Gazumping And Sealed Bids: What You Need To Know

Having an offer accepted and then later refused is one of the most frustrating things that can happen to you when buying a house.

But there are ways to reduce the risk of this happening; and this guide will show you how. After reading you'll know how a sealed bid can improve your chances of having your offer accepted.

What is gazumping?

Gazumping is when a seller goes back on an offer they had previously accepted, in favour of a higher, more recent offer.

Because estate agents are obliged by law to tell sellers about all offers made on their property, gazumping is a risk right up until contracts are exchanged.

It is deeply frustrating for buyers, especially if other costs have been paid and the wheels are in motion, but sadly there is no law against it.

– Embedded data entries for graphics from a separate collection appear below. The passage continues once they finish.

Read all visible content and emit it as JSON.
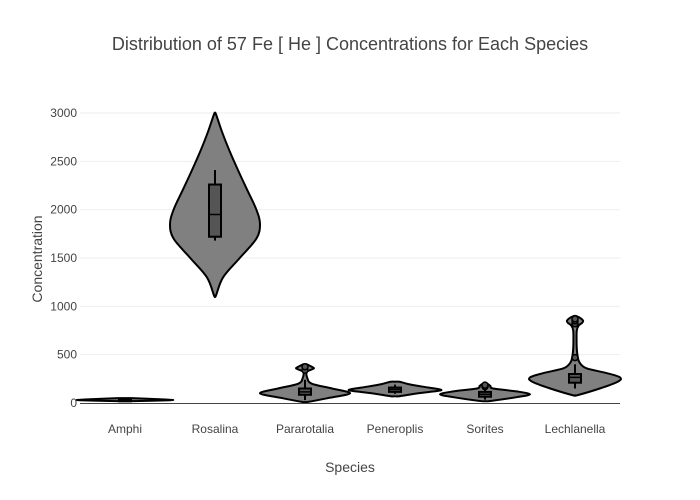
{
  "chart_data": {
    "type": "violin",
    "title": "Distribution of 57  Fe  [ He ]  Concentrations for Each Species",
    "xlabel": "Species",
    "ylabel": "Concentration",
    "ylim": [
      0,
      3000
    ],
    "yticks": [
      0,
      500,
      1000,
      1500,
      2000,
      2500,
      3000
    ],
    "grid": true,
    "fill_color": "#808080",
    "line_color": "#000000",
    "categories": [
      "Amphi",
      "Rosalina",
      "Pararotalia",
      "Peneroplis",
      "Sorites",
      "Lechlanella"
    ],
    "series": [
      {
        "category": "Amphi",
        "min": 20,
        "max": 50,
        "box": {
          "q1": 28,
          "median": 33,
          "q3": 38,
          "low": 22,
          "high": 45
        },
        "outliers": [],
        "density": [
          [
            20,
            0.2
          ],
          [
            28,
            1.0
          ],
          [
            33,
            1.0
          ],
          [
            40,
            0.7
          ],
          [
            50,
            0.15
          ]
        ]
      },
      {
        "category": "Rosalina",
        "min": 1110,
        "max": 2990,
        "box": {
          "q1": 1720,
          "median": 1950,
          "q3": 2260,
          "low": 1680,
          "high": 2410
        },
        "outliers": [],
        "density": [
          [
            1110,
            0.02
          ],
          [
            1300,
            0.18
          ],
          [
            1500,
            0.55
          ],
          [
            1700,
            0.92
          ],
          [
            1850,
            1.0
          ],
          [
            2000,
            0.92
          ],
          [
            2200,
            0.72
          ],
          [
            2400,
            0.52
          ],
          [
            2600,
            0.33
          ],
          [
            2800,
            0.16
          ],
          [
            2990,
            0.02
          ]
        ]
      },
      {
        "category": "Pararotalia",
        "min": 10,
        "max": 400,
        "box": {
          "q1": 85,
          "median": 115,
          "q3": 150,
          "low": 30,
          "high": 240
        },
        "outliers": [
          340,
          375
        ],
        "density": [
          [
            10,
            0.05
          ],
          [
            50,
            0.5
          ],
          [
            100,
            1.0
          ],
          [
            150,
            0.6
          ],
          [
            200,
            0.15
          ],
          [
            260,
            0.05
          ],
          [
            320,
            0.04
          ],
          [
            345,
            0.14
          ],
          [
            360,
            0.2
          ],
          [
            375,
            0.15
          ],
          [
            400,
            0.04
          ]
        ]
      },
      {
        "category": "Peneroplis",
        "min": 70,
        "max": 220,
        "box": {
          "q1": 115,
          "median": 140,
          "q3": 160,
          "low": 95,
          "high": 190
        },
        "outliers": [],
        "density": [
          [
            70,
            0.1
          ],
          [
            100,
            0.5
          ],
          [
            125,
            0.95
          ],
          [
            140,
            1.0
          ],
          [
            170,
            0.6
          ],
          [
            195,
            0.3
          ],
          [
            220,
            0.1
          ]
        ]
      },
      {
        "category": "Sorites",
        "min": 20,
        "max": 200,
        "box": {
          "q1": 65,
          "median": 90,
          "q3": 115,
          "low": 35,
          "high": 150
        },
        "outliers": [
          170,
          185
        ],
        "density": [
          [
            20,
            0.1
          ],
          [
            60,
            0.7
          ],
          [
            90,
            1.0
          ],
          [
            120,
            0.7
          ],
          [
            150,
            0.18
          ],
          [
            175,
            0.12
          ],
          [
            200,
            0.05
          ]
        ]
      },
      {
        "category": "Lechlanella",
        "min": 80,
        "max": 900,
        "box": {
          "q1": 210,
          "median": 265,
          "q3": 300,
          "low": 150,
          "high": 400
        },
        "outliers": [
          470,
          820,
          850,
          870
        ],
        "density": [
          [
            80,
            0.05
          ],
          [
            150,
            0.55
          ],
          [
            220,
            0.95
          ],
          [
            265,
            1.0
          ],
          [
            310,
            0.7
          ],
          [
            360,
            0.25
          ],
          [
            420,
            0.1
          ],
          [
            480,
            0.06
          ],
          [
            560,
            0.04
          ],
          [
            650,
            0.035
          ],
          [
            750,
            0.04
          ],
          [
            800,
            0.08
          ],
          [
            830,
            0.16
          ],
          [
            850,
            0.18
          ],
          [
            875,
            0.13
          ],
          [
            900,
            0.03
          ]
        ]
      }
    ]
  }
}
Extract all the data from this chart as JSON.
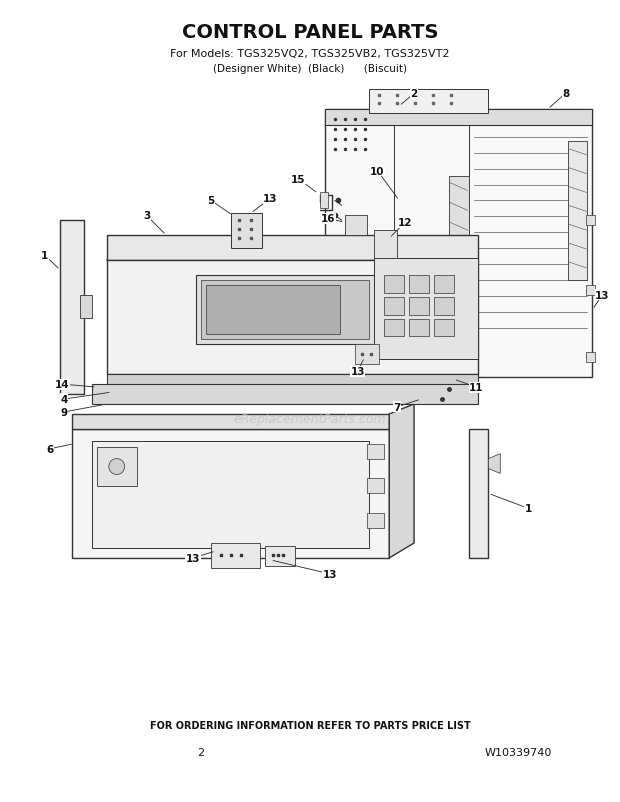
{
  "title_line1": "CONTROL PANEL PARTS",
  "title_line2": "For Models: TGS325VQ2, TGS325VB2, TGS325VT2",
  "title_line3": "(Designer White)  (Black)      (Biscuit)",
  "footer_text": "FOR ORDERING INFORMATION REFER TO PARTS PRICE LIST",
  "page_number": "2",
  "part_number": "W10339740",
  "watermark": "eReplacementParts.com",
  "bg_color": "#ffffff",
  "line_color": "#333333",
  "label_color": "#111111",
  "fig_width": 6.2,
  "fig_height": 8.03,
  "dpi": 100
}
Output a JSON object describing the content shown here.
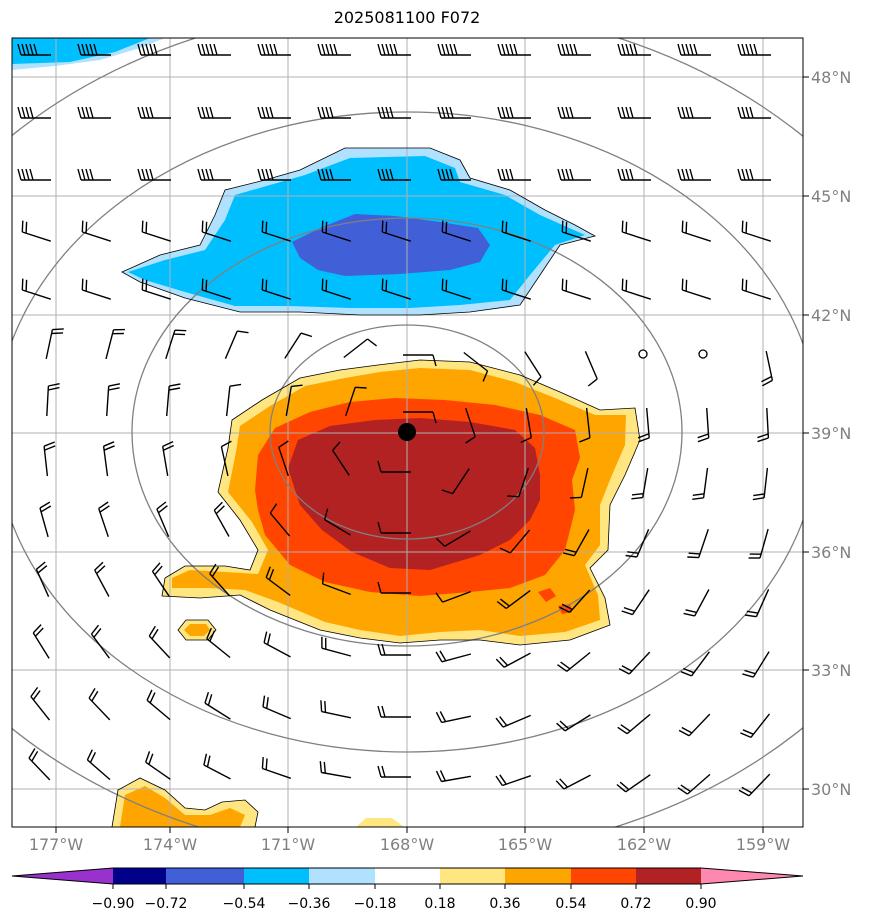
{
  "title": "2025081100 F072",
  "map": {
    "lat_labels": [
      "48°N",
      "45°N",
      "42°N",
      "39°N",
      "36°N",
      "33°N",
      "30°N"
    ],
    "lat_values": [
      48,
      45,
      42,
      39,
      36,
      33,
      30
    ],
    "lon_labels": [
      "177°W",
      "174°W",
      "171°W",
      "168°W",
      "165°W",
      "162°W",
      "159°W"
    ],
    "lon_values": [
      -177,
      -174,
      -171,
      -168,
      -165,
      -162,
      -159
    ],
    "storm_center": {
      "lat": 39.0,
      "lon": -168.0
    },
    "calm_markers": [
      {
        "lat": 41.0,
        "lon": -162.0
      },
      {
        "lat": 41.0,
        "lon": -160.5
      }
    ],
    "range_ring_color": "#808080",
    "grid_color": "#b0b0b0"
  },
  "colorbar": {
    "labels": [
      "−0.90",
      "−0.72",
      "−0.54",
      "−0.36",
      "−0.18",
      "0.18",
      "0.36",
      "0.54",
      "0.72",
      "0.90"
    ],
    "colors": [
      "#9932cc",
      "#00008b",
      "#4160d8",
      "#00bfff",
      "#b0e2ff",
      "#ffffff",
      "#ffe680",
      "#ffa500",
      "#ff4500",
      "#b22222",
      "#ff88b0"
    ]
  }
}
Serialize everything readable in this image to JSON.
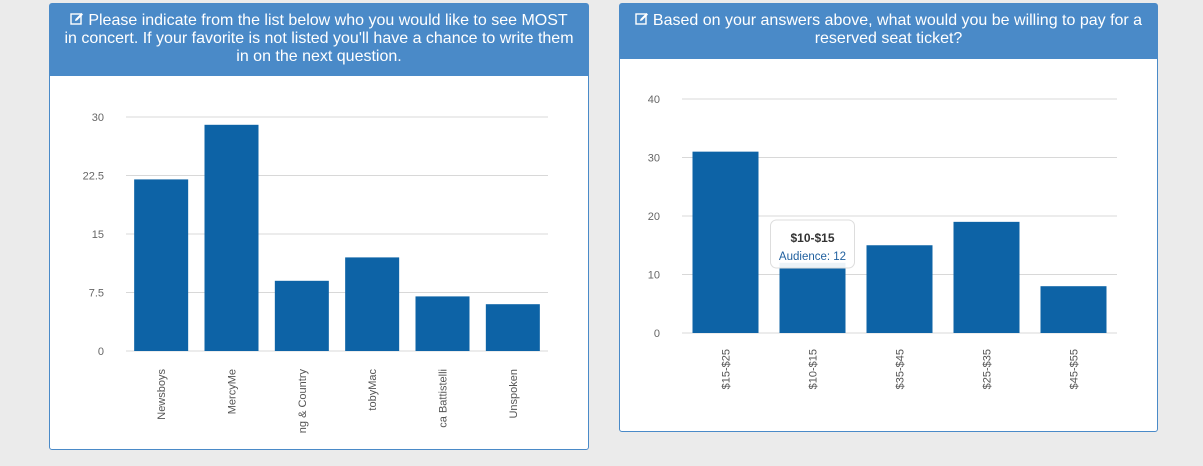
{
  "panels": [
    {
      "title": "Please indicate from the list below who you would like to see MOST in concert. If your favorite is not listed you'll have a chance to write them in on the next question.",
      "icon": "edit-icon"
    },
    {
      "title": "Based on your answers above, what would you be willing to pay for a reserved seat ticket?",
      "icon": "edit-icon"
    }
  ],
  "colors": {
    "bar": "#0d63a6",
    "header": "#4a8ac8"
  },
  "chart_data": [
    {
      "type": "bar",
      "categories": [
        "Newsboys",
        "MercyMe",
        "ng & Country",
        "tobyMac",
        "ca Battistelli",
        "Unspoken"
      ],
      "values": [
        22,
        29,
        9,
        12,
        7,
        6
      ],
      "ylim": [
        0,
        30
      ],
      "yticks": [
        "0",
        "7.5",
        "15",
        "22.5",
        "30"
      ],
      "grid": true
    },
    {
      "type": "bar",
      "categories": [
        "$15-$25",
        "$10-$15",
        "$35-$45",
        "$25-$35",
        "$45-$55"
      ],
      "values": [
        31,
        12,
        15,
        19,
        8
      ],
      "ylim": [
        0,
        40
      ],
      "yticks": [
        "0",
        "10",
        "20",
        "30",
        "40"
      ],
      "grid": true,
      "tooltip": {
        "title": "$10-$15",
        "body": "Audience: 12"
      }
    }
  ]
}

Gazumping: what can be done?

If you are gazumped there are a few things to consider:

Firstly, if you are chain-free or in a position to buy outright, the opportunity this offers for a quick transaction may be convenient enough to sway the seller into accepting your slightly lower offer.

You might also consider offering more money if you are particularly attached to the property. It is possible that your higher offer will be successful, although be careful not to let emotion dictate your decision here. You don’t want to offer too much money and find yourself in tighter financial straits later on.

Another option is a sealed bid. This method is often used by sellers to decide who to sell to, especially if multiple buyers are interested.

In this situation, buyers are given the opportunity to formally submit an offer in writing to the estate agent within an agreed timeframe. The estate agent presents these to the seller, who then looks over them and decides which best fits their needs.

How does the seller decide which bid to accept?

Often the highest bid will be chosen, as the seller is ultimately looking to make the most money. This isn’t always the case, though. Sometimes they will be attracted by a combination of money and convenience, and the chance of a quick sale might help them knock a few thousand pounds off of the price.

You can also use your sealed bid letter to show the seller what makes you more favourable than other buyers. Mention things like whether you are chain-free, which we covered before, or if you are in a position to move very quickly, or even mention the emotional side of things and explain why the house is such a good fit for you.

You can also propose an exclusivity agreement. This is where you pay a fee to the seller for exclusive negotiating access for an agreed period of time.

An exclusivity agreement improves the chances of an offer being accepted, but again, there is no legal obligation for the seller to honour what was discussed during this period.

Gazumping will always be a risk, but taking precautions and being aware of other options can help reduce the likelihood.